A. L’absence d’obligation européenne concernant le transfert intégral des créances fiscales L’article 4 de la directive laisse aux États le choix entre le système de l’imputation et celui de l’exonération pour éviter la double imposition économique. Les dispositions européennes fixent un résultat à atteindre sans toutefois prescrire les modalités techniques de transmission des créances fiscales entre des entités juridiques distinctes. La Cour souligne ainsi que l’obligation de s’abstenir d’imposer n’est assortie d’aucune condition relative au report automatique des excédents vers une nouvelle société absorbante. Le juge précise que « l’article 4, paragraphe 1, de la directive 90/435 ne prévoit pas la possibilité de procéder à un report inconditionnel des excédents ». Les États membres demeurent libres d’organiser les modalités procédurales de l’exonération selon les nécessités spécifiques de leur ordre juridique interne et de leur souveraineté.

B. La validation du mécanisme de déduction différée au regard des objectifs de neutralité fiscale Le régime national prévoit l’inclusion initiale des dividendes dans la base imposable avant de permettre une déduction ultérieure à hauteur de quatre-vingt-quinze pour cent.
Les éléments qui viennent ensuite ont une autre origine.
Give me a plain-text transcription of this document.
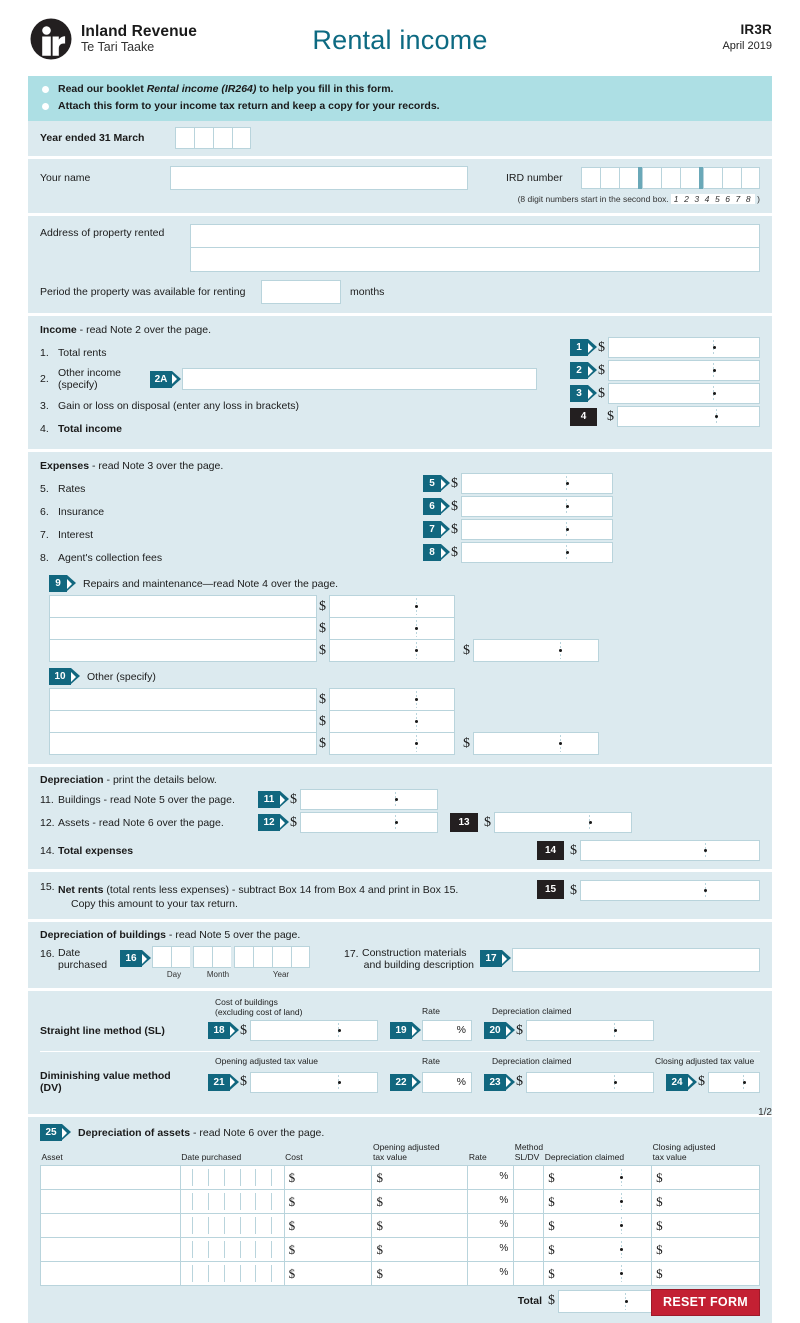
Inland Revenue
Te Tari Taake	Rental income	IR3R
April 2019
Read our booklet Rental income (IR264) to help you fill in this form.
Attach this form to your income tax return and keep a copy for your records.
Year ended 31 March
Your name	IRD number
(8 digit numbers start in the second box. 1 2 3 4 5 6 7 8 )
Address of property rented
Period the property was available for renting	months
Income - read Note 2 over the page.
1. Total rents
2. Other income
(specify)	2A
3. Gain or loss on disposal (enter any loss in brackets)
4. Total income
1 $
2 $
3 $
4 $
Expenses - read Note 3 over the page.
5. Rates
6. Insurance
7. Interest
8. Agent's collection fees
5 $
6 $
7 $
8 $
9 Repairs and maintenance—read Note 4 over the page.
$
$
$	$
10 Other (specify)
$
$
$	$
Depreciation - print the details below.
11. Buildings - read Note 5 over the page.	11 $
12. Assets - read Note 6 over the page.	12 $	13 $
14. Total expenses	14 $
15. Net rents (total rents less expenses) - subtract Box 14 from Box 4 and print in Box 15.
Copy this amount to your tax return.
15 $
Depreciation of buildings - read Note 5 over the page.
16. Date
purchased
16
Day	Month	Year
17. Construction materials
and building description
17
Cost of buildings
(excluding cost of land)	Rate	Depreciation claimed
Straight line method (SL)	18 $	19	% 20 $
Opening adjusted tax value	Rate	Depreciation claimed	Closing adjusted tax value
Diminishing value method
(DV)	21 $	22	% 23 $	24 $
25 Depreciation of assets - read Note 6 over the page.
Asset	Date purchased	Cost	Opening adjusted
tax value	Rate	Method
SL/DV	Depreciation claimed	Closing adjusted
tax value

		$	$	%		$	$

		$	$	%		$	$

		$	$	%		$	$

		$	$	%		$	$

		$	$	%		$	$
Total $	RESET FORM
1/2
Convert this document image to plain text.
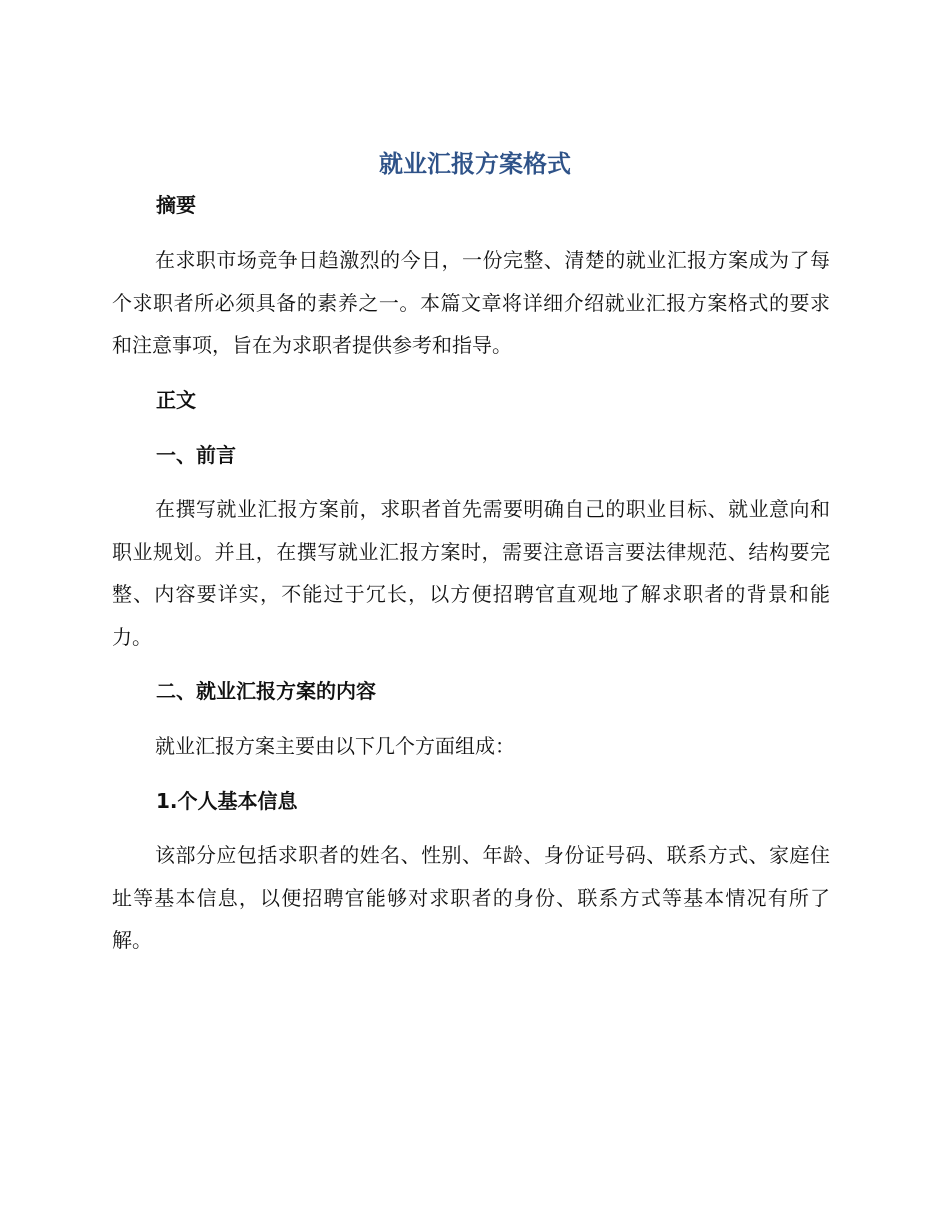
就业汇报方案格式
摘要

在求职市场竞争日趋激烈的今日，一份完整、清楚的就业汇报方案成为了每个求职者所必须具备的素养之一。本篇文章将详细介绍就业汇报方案格式的要求和注意事项，旨在为求职者提供参考和指导。

正文
一、前言

在撰写就业汇报方案前，求职者首先需要明确自己的职业目标、就业意向和职业规划。并且，在撰写就业汇报方案时，需要注意语言要法律规范、结构要完整、内容要详实，不能过于冗长，以方便招聘官直观地了解求职者的背景和能力。

二、就业汇报方案的内容

就业汇报方案主要由以下几个方面组成：

1.个人基本信息

该部分应包括求职者的姓名、性别、年龄、身份证号码、联系方式、家庭住址等基本信息，以便招聘官能够对求职者的身份、联系方式等基本情况有所了解。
Ce mécanisme complexe garantit que les bénéfices distribués ne subissent aucune taxation directe, respectant scrupuleusement les finalités poursuivies par la réglementation fiscale de l’Union. Le report des déductions non utilisées permet de compenser l’intégration des revenus, évitant que la société mère ne subisse une charge fiscale indirecte injustifiée. La juridiction relève que le droit interne renvoie explicitement aux normes européennes, assurant une parfaite cohérence entre les règles nationales et les impératifs communautaires. Cette architecture garantit la neutralité fiscale, bien que l’exercice effectif du droit à déduction puisse être encadré par des conditions de transfert lors des restructurations. Cette autonomie dans l’organisation des déductions permet d’envisager sereinement la conformité des restrictions appliquées lors des opérations de fusion par absorption des sociétés.

II. La conformité de la limitation proportionnelle du transfert des reports fiscaux

A. La licéité d’une restriction calquée sur le traitement des pertes professionnelles antérieures L’administration fiscale applique par analogie le régime des pertes professionnelles pour restreindre le transfert des revenus définitivement taxés lors d’une opération de fusion. Cette règle limite le report en proportion de la part que représente l’actif net fiscal de la société absorbée dans le total de la nouvelle entité. La Cour considère que cette méthode n’entraîne pas une imposition indirecte prohibée car elle ne remet pas en cause le principe même de l’exonération. Il est désormais acquis que « l’article 4, paragraphe 1, de la directive 90/435 doit être interprété en ce sens qu’il ne s’oppose pas à la réglementation ». La limitation au prorata constitue une mesure proportionnée visant à prévenir des avantages fiscaux excessifs tout en maintenant l’élimination de la double taxation des bénéfices.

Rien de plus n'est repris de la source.